Saturday, March 23, 2013

I Know Nothing

I am the wisest being alive, for I know one thing, and that is that I know nothing. Socrates in Plato’s Apology.

 

I am as part of a team of two people attempting to raise two children. Both are gifted and both are flawed. My guess is that these qualities make them somewhat like their mother and myself. No I am not implying we are smarter than anyone else but we did have our moments in our youth.


Both of our lads have always scored highly on standardized testing. The youngest was among the top 200 scorers in his age bracket on the ACT one year in our state. The oldest is the kind of kid where teachers and administrators pull you aside and say in a sotto voce whisper “He is really smart”. His ACT scores were solid but he has issues with testing. For ASD kids it is one and done and they don’t want to go back or to play to a teacher’s view of how things should be done. But when you talk to him you get it, he knows shit. The younger one never stops talking and if you parse out the Kerouac like stream of consciousness ranting you will see he knows shit too. Each knows different stuff. But they have a wealth of stuff inside those very different heads of theirs.


The child for whom the whispers come is on the Autism Spectrum. The child for whom the top end of the test scores come so easily is Attention Deficit Hyperactivity Disorder. A gaze into their respective eyes reveals chaos and quiet, one has an impenetrable, inscrutable soul and the other a histrionic and hyperbolic persona. Exemplary of the challenges with these two distinct persons is that in each case messages from the school that are to come home to us are lost. In one case they are buried in the deep locker of the mind and in the other case they fly away tied to the legs of birds of fire circling in the air until all elements of the message are consumed in the fire and the light.


What was there that ever prepared me for this? My parents were old and their style of parenting was tired and laissez faire. In rural 1960s America this was probably okay. The risks then were beer, pot, baby making and blowing shit up. Today the risks are neural, viral and environmental. Harder nastier drugs abound. TV shows images of sex constantly and they knew by 6th grade what a hummer was.

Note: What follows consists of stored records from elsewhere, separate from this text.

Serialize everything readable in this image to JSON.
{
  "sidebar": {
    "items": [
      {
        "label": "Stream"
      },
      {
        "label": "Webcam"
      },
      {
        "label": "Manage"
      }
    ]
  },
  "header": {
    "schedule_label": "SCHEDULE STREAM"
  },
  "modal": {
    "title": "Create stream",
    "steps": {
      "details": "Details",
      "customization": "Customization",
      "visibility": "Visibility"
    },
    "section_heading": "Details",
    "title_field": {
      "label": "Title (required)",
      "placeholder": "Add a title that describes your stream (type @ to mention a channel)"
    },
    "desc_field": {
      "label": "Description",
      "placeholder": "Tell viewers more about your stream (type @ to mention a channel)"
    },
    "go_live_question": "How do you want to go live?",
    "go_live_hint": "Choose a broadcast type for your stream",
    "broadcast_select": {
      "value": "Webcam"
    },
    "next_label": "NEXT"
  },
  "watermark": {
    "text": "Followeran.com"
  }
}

I think that maybe I am too old to be raising even a normal teenager in today’s world let alone two very high needs boys. At various times I have been told one child has abused his computer privileges on the scale that the head of the school’s IT department has noticed and the other has melted down in class lying on the floor refusing to move. Ah the joys of youth. Give me the “I caught him drinking beer out behind the barn with those other punks” any old day.


Robert Thurman has said, “Wisdom and compassion are ultimately inseparable, wisdom being the complete knowledge of ultimate selflessness and compassion being the selfless commitment to the happiness of others.” Cleary I am not a wise being, I am fallible, I am confused and I am selfish. But I have been presented with diverse charges and in some senses challenging adversaries. But I care so much for my children. I really get the second part the “selfless commitment to the happiness of others.” Don’t most parents? I promise to live this day with my eyes open watching them take on the world I failed to conquer. Oh how little I know about what to do next.

1 comment:

John and Vicki Boyd said...

Just keep doing the best you can. That!s all anyone asks of you. Oh, and love them........unconditionally. Love the things that make them special & unique & different & challenging. Love the challenge.